Friday, May 31, 2013

Scoliosis in Children With Cerebral Palsy


Scoliosis is an affliction characterized by an unnatural curvature to the spine. Left untreated, scoliosis can lead to extreme deformities of the spine and other related health issues. Children who suffer from cerebral palsy and muscular dystrophy are especially susceptible to developing scoliosis. If detected early, scoliosis is a treatable condition.

Minor curves to the spine are natural; however, curvature that exceeds 10 degrees can be diagnosed as scoliosis. Scoliosis is hereditary and occurs most often during the growth spurt just before the onset of puberty. In children with cerebral palsy, however, the onset can occur much earlier. The likelihood that a child with CP will develop scoliosis is approximately 20 percent, especially if the child has movement limitations. Females develop scoliosis twice as often as males.

Signs that your child may be developing scoliosis include: uneven shoulders or a prominent shoulder blade, an uneven waist or elevated hips, or leaning to one side or the other. If you detect any of these signs, bring them to the attention of your child's pediatrician. In its early stages, both the disorder and the treatments are relatively painless.

Diagnosis of scoliosis requires a few simple tests.
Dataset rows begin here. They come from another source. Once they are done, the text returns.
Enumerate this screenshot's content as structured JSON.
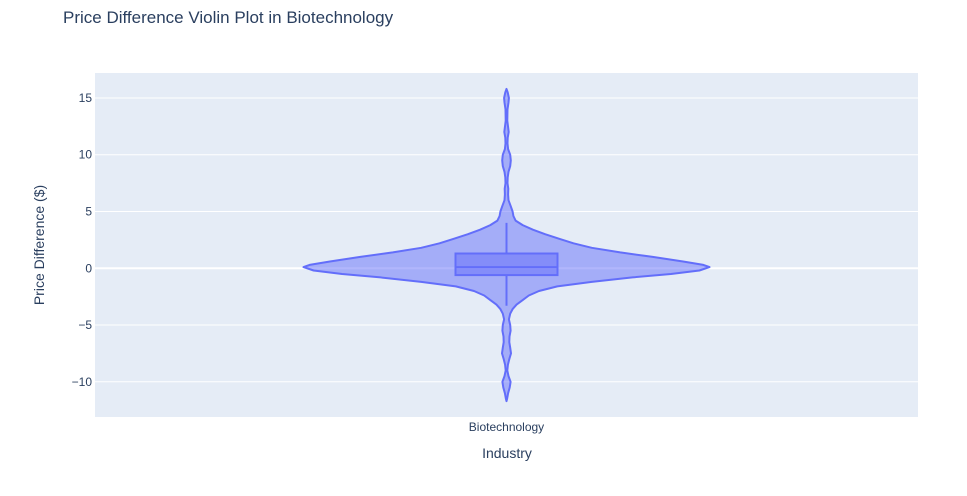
{
  "chart_data": {
    "type": "violin",
    "title": "Price Difference Violin Plot in Biotechnology",
    "xlabel": "Industry",
    "ylabel": "Price Difference ($)",
    "categories": [
      "Biotechnology"
    ],
    "ylim": [
      -13.1,
      17.2
    ],
    "yticks": [
      15,
      10,
      5,
      0,
      -5,
      -10
    ],
    "ytick_labels": [
      "15",
      "10",
      "5",
      "0",
      "−5",
      "−10"
    ],
    "grid": true,
    "colors": {
      "plot_bg": "#e5ecf6",
      "grid": "#ffffff",
      "violin_fill": "#636efa",
      "violin_line": "#636efa",
      "text": "#2a3f5f"
    },
    "series": [
      {
        "category": "Biotechnology",
        "box": {
          "q1": -0.6,
          "median": 0.1,
          "q3": 1.3,
          "whisker_low": -3.3,
          "whisker_high": 4.0
        },
        "density": [
          [
            15.8,
            0.0
          ],
          [
            15.5,
            0.006
          ],
          [
            15.0,
            0.012
          ],
          [
            14.6,
            0.01
          ],
          [
            14.0,
            0.005
          ],
          [
            13.0,
            0.004
          ],
          [
            12.0,
            0.011
          ],
          [
            11.5,
            0.006
          ],
          [
            11.0,
            0.005
          ],
          [
            10.5,
            0.008
          ],
          [
            10.0,
            0.018
          ],
          [
            9.5,
            0.021
          ],
          [
            9.0,
            0.018
          ],
          [
            8.5,
            0.01
          ],
          [
            8.0,
            0.006
          ],
          [
            7.5,
            0.005
          ],
          [
            7.0,
            0.009
          ],
          [
            6.5,
            0.008
          ],
          [
            6.0,
            0.01
          ],
          [
            5.5,
            0.02
          ],
          [
            5.0,
            0.03
          ],
          [
            4.6,
            0.034
          ],
          [
            4.2,
            0.045
          ],
          [
            3.8,
            0.08
          ],
          [
            3.4,
            0.13
          ],
          [
            3.0,
            0.19
          ],
          [
            2.6,
            0.26
          ],
          [
            2.2,
            0.33
          ],
          [
            1.8,
            0.42
          ],
          [
            1.4,
            0.56
          ],
          [
            1.0,
            0.72
          ],
          [
            0.6,
            0.87
          ],
          [
            0.3,
            0.97
          ],
          [
            0.1,
            1.0
          ],
          [
            -0.2,
            0.95
          ],
          [
            -0.5,
            0.81
          ],
          [
            -0.8,
            0.62
          ],
          [
            -1.2,
            0.42
          ],
          [
            -1.6,
            0.25
          ],
          [
            -2.0,
            0.16
          ],
          [
            -2.4,
            0.11
          ],
          [
            -2.8,
            0.08
          ],
          [
            -3.2,
            0.05
          ],
          [
            -3.6,
            0.03
          ],
          [
            -4.0,
            0.018
          ],
          [
            -4.5,
            0.012
          ],
          [
            -5.0,
            0.018
          ],
          [
            -5.5,
            0.02
          ],
          [
            -6.0,
            0.015
          ],
          [
            -6.5,
            0.014
          ],
          [
            -7.0,
            0.018
          ],
          [
            -7.5,
            0.022
          ],
          [
            -8.0,
            0.014
          ],
          [
            -8.5,
            0.007
          ],
          [
            -9.0,
            0.004
          ],
          [
            -9.5,
            0.01
          ],
          [
            -10.0,
            0.02
          ],
          [
            -10.5,
            0.016
          ],
          [
            -11.0,
            0.008
          ],
          [
            -11.5,
            0.003
          ],
          [
            -11.7,
            0.0
          ]
        ]
      }
    ]
  }
}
The doctor will most likely start with the "forward bending" test, where he will ask your child to bend forward and attempt to touch their toes. From this position, he can easily examine the spine to look for unusual curvature or uneven ribs. If he suspects anything, he will most likely schedule some x-rays to take a closer look.
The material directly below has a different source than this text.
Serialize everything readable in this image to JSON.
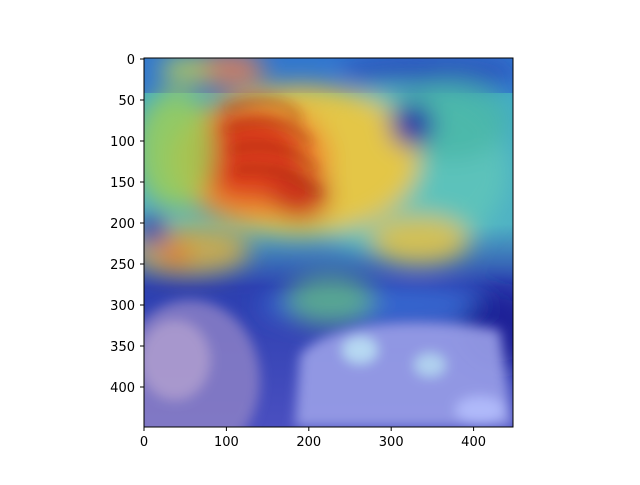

Mild scoliosis is between 10 and 20 percent. Moderate cases are 20 to 30 percent. Severe curvature is anything over 30%. The main goal in treating scoliosis is the prevention of further curvature. The secondary goal is the reversal of previous curvature. Treatment will be based on the speed at which the spine is curving and the severity of the curve. Some mild and most moderate cases may be treated by fitting the child with a brace. The brace is intended prevent the spine from further curvature as the bones grow and strengthen. Severe cases might require an operation such as spinal fusion surgery. It is best not to perform spinal fusion surgery until the bones are done growing, however, in some extreme cases, this is not possible. Sometimes adjustable metal rods can be placed in the spinal structure. This allows for periodic adjustments as the child grows.
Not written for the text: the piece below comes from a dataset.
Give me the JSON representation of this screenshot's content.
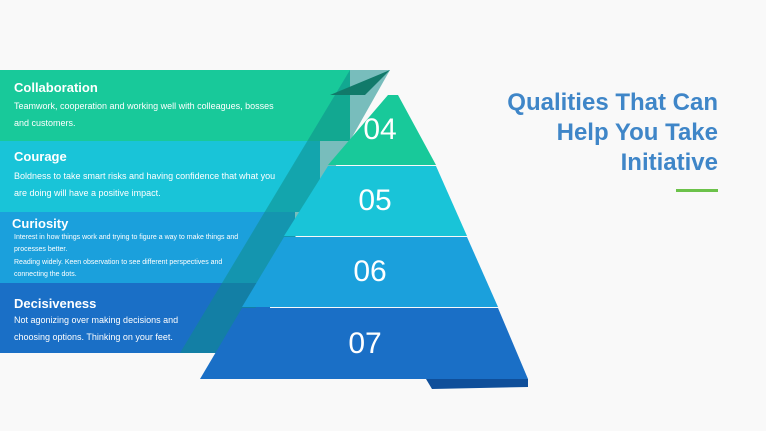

Whatever treatment option is employed, as your child continues to grow, he will need many follow-up appointments to continue monitoring the growth and shape of the spine.

To reiterate, especially if your child has been diagnosed with cerebral palsy, the sooner the presumption of a spinal disorder is medically diagnosed, the sooner treatment can begin and the higher the likelihood of a favorable outcome.